Orchestration is a somewhat overloaded term in the context of automation. Generally, it implies a central controller that tries to bring a complicated system to a desired state. There are usually a large number of subsystems that the controller manages. Changing the state of the system involves communicating with the subsystems in order to get them to change their state. The communication usually happens over a network.
As a simple example, consider a home automation controller that is trying to get the home ready to receive its occupants by:
- Setting the indoor temperature by setting the thermostats
- Opening the garage door
- Turning on lights
- Turning on the tea kettle
The network however is unreliable. There are several failure modes to consider:
- The message from the controller may never reach the subsystem. Usually the subsystem acknowledges the control messages from the controller. The controller may implement a timeout so that if the subsystem never gets the message, the controller times out waiting for the acknowledgement and executes some kind of recovery
- The message may reach the subsystem but the subsystem is not ready or not in a state to process it. The controller will get a negative acknowledgement in this case and needs to execute another kind of fault recovery procedure.
- The message reaches the subsystem and the subsystem executes the requested control, but fails to complete the requested task. For example, it may request a downstream subsystem to execute a task, but that downstream subsystem fails (again, perhaps due to the network). The controller may or may not get a different negative acknowledgement in this case. The subsystem may even fail midway through the task.
- The subsystem gets the message, executes the task perfectly, but the acknowledgement never reaches the controller. The controller usually times out and executes some kind of fault recovery procedure.

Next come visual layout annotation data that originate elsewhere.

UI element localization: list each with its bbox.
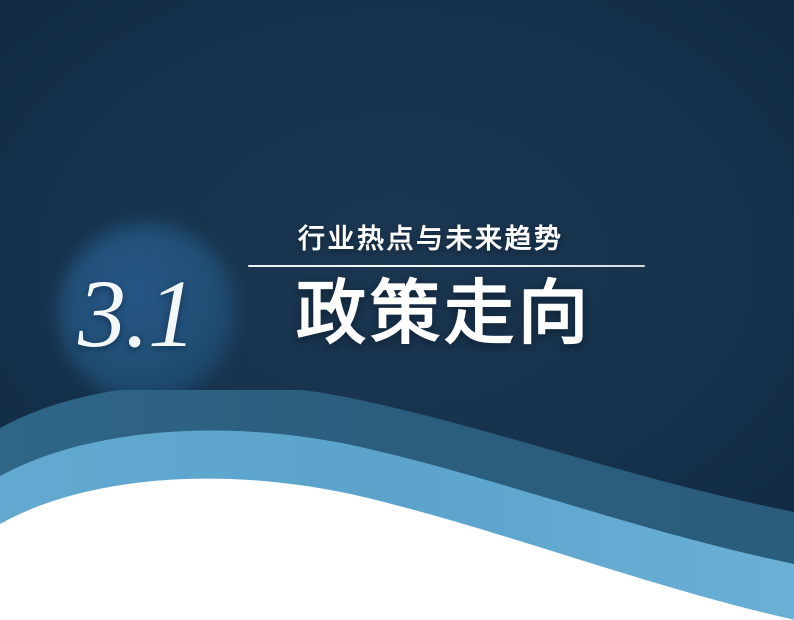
title-divider-rule	[248, 265, 645, 267]
section-eyebrow: 行业热点与未来趋势	[248, 222, 668, 256]
bottom-wave-decoration	[0, 390, 794, 620]
page-title: 政策走向	[248, 274, 668, 352]
title-block: 行业热点与未来趋势 政策走向	[248, 222, 668, 352]
section-divider-slide: 3.1 行业热点与未来趋势 政策走向	[0, 0, 794, 620]
section-number: 3.1	[78, 262, 228, 372]
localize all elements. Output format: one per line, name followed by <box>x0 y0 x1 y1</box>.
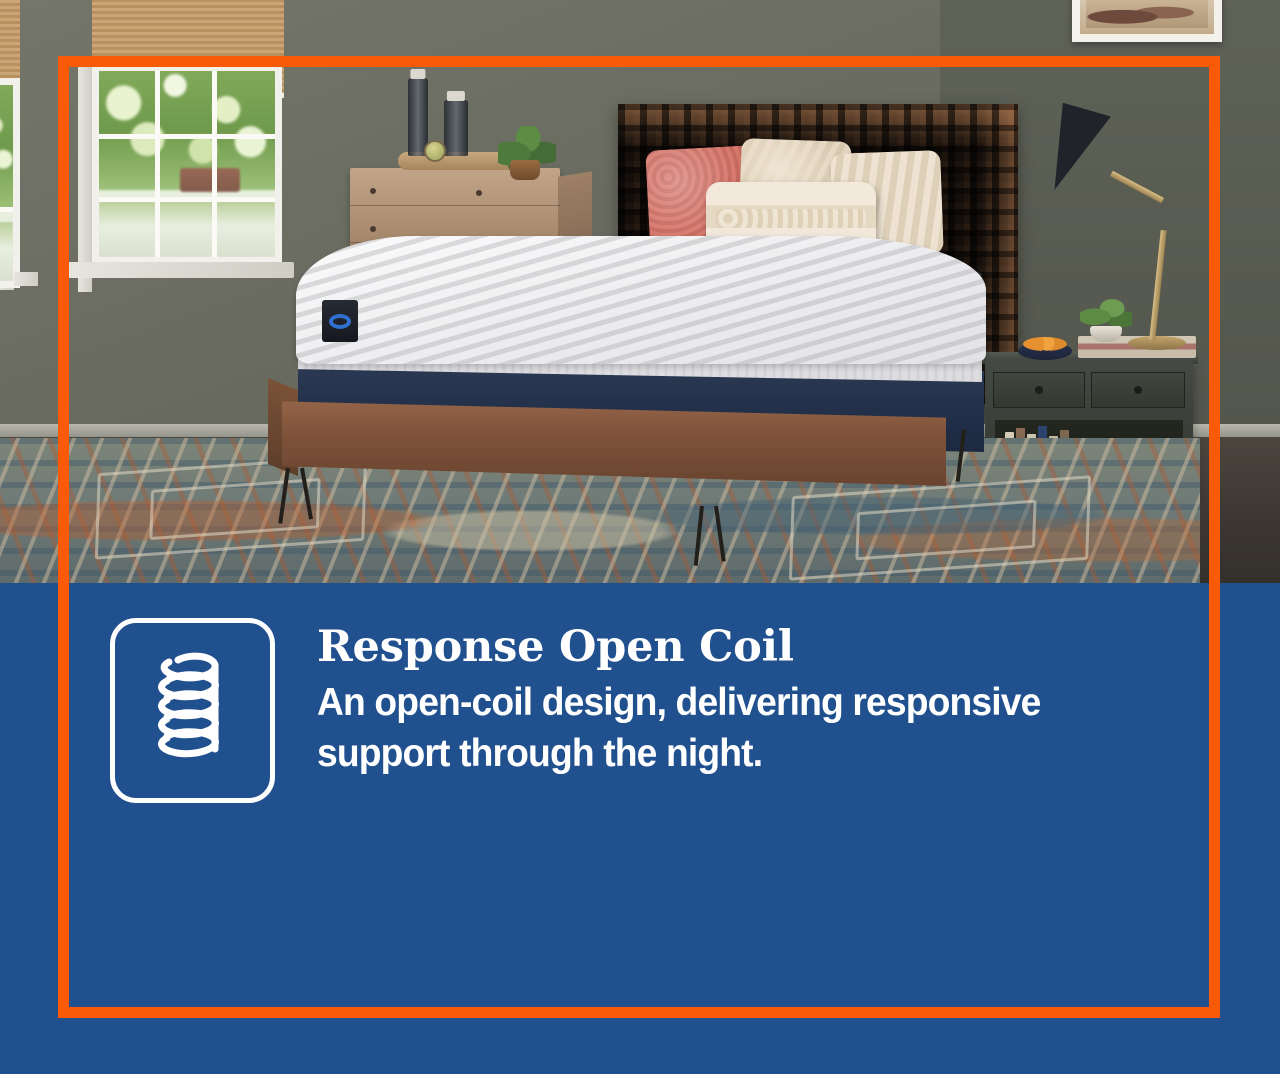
window-mullion <box>99 134 275 139</box>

Distinguishing between these kinds of failures at the controller is a little hard. If there is a timeout, it can’t determine if the subsystem performed the requested task or not. A common recovery procedure is to re-try the command to the subsystem. Within this recovery mode, the controller has to decide:
- how many retries
- how long to retry
- when to alert a human
Depending on the semantics of the task, there are different answers. Consider an orchestration flow where the controller has to set up a virtual machine. The tasks involved could be to allocate storage, program network elements such as switches, routers and DHCP servers, choose hypervisor hosts and so on. Any of these tasks could fail. Retrying indefinitely to allocate storage when there is not enough storage available doesn’t make sense. Retrying because there was a timeout might make sense. Alerting a human when there are hundreds or thousands of subsystems being modified doesn’t scale – it is better to design recoverability into the system.
When the controller re-tries the command to the subsystem, it is possible to have an unexpected effect. Let’s say the storage subsystem in the virtual machine example did allocate the storage as requested the first time, but the controller didn’t receive the acknowledgement. The controller retries the command, resulting in double allocation at the storage system.
The solution in this case is to ensure that the commands from the controller to the subsystem are idempotent. That is, executing the same command multiple times produces the same result. The trick is uniquely identify the change that is being requested. The subsystem stores/remembers the identifier so that if the change is re-requested, it doesn’t re-do the change. The identifier can be opaque (i.e., the structure or contents of the id have no semantics, like a uuid ) or be derived from the state description sent to the subsystem (e.g., a file name). Opaque identifiers help avoid leaky abstractions between the controller and the subsystem. In many cases the subsystem cannot be modified to be idempotent (e.g., proprietary systems, different admin space), so a non-opaque identifier has to be used. Examples include fully-qualified domain names, filesystem paths and IP addresses.
The idempotency trick helps in another corner case: where the subsystem reboots / re-initializes or gets recreated due to a failure: it may not know the last command / desired state sent by the controller. For example, consider the case of the home automation system where a defective thermostat is replaced. The new thermostat contacts the home automation controller. The controller re-sends the last control command. Since the new thermostat doesn’t have a record of the unique identifier in the command, it applies the change requested by the command.
A complex system with many subsystems and resources is constantly changing state independent of the controller. For example, hosts reboot, network switches go down, disks fail, and so on. The controller has to detect when the system has drifted from the desired state and then execute compensating commands to the subsystems to bring them back to the desired state. Having idempotent commands with unique identifiers is crucial to this recovery.
Architects of orchestration controllers often discover the need for idempotent operations well after implementation is in production. Since the controller usually in turn offers an API, the system architect has to ensure that this “northbound” API also supports idempotent commands / operations. Even Amazon Web Services (AWS) introduced idempotent run-instances quite late in the game (2010).